A high school geography course requirement at the Oxnard Union High School District in California could be eliminated to make way for a new offering designed to help ninth-graders make the transition to high school, according to a recent article in the Ventura County Star.
“What we’re looking at is trying to develop a course for our freshmen to take that would provide what we call 21st-century skills,” said Assistant Superintendent Bill Dabbs. Those skills include creativity, collaboration, technology and a background in how to prepare for college and careers—”a lot of issues in terms of the transition from the eighth grade to the ninth grade and what we can do to increase graduation rates, increase college-going rates.”
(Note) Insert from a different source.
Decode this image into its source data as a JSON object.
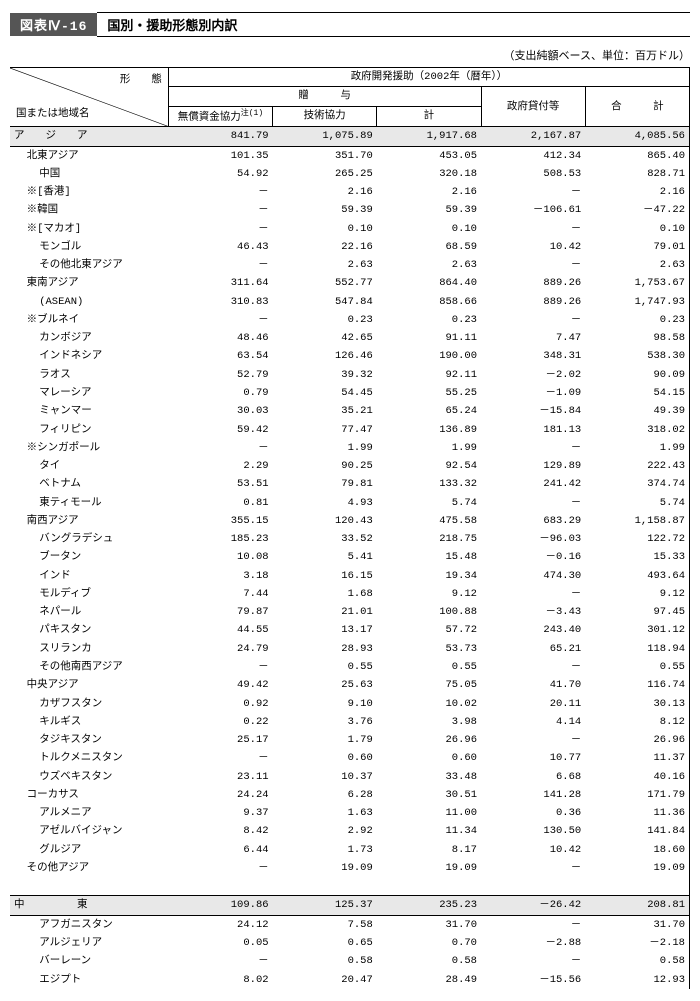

According to the article, the district is in the early planning stages for any proposed curricular changes to make way for the “freshman skills” course, but geography supporters in the school are already rallying around the course.
In fact, geography educators argue that the subject teaches some of the most important 21st-century skills. Geography helps us better understand the global economy, complex international relations, and environmental challenges. Geography helps business leaders create and market new products and services. Geography gives people knowledge needed to use natural resources in a sustainable manner. Geography helps citizens make informed decisions about land use and transportation in their communities.
The list of benefits of geography knowledge and skills is long. Let’s work to make sure geography is a robust part of the curriculum for every student—and not on the chopping block any time a school needs to find space for a new course offering.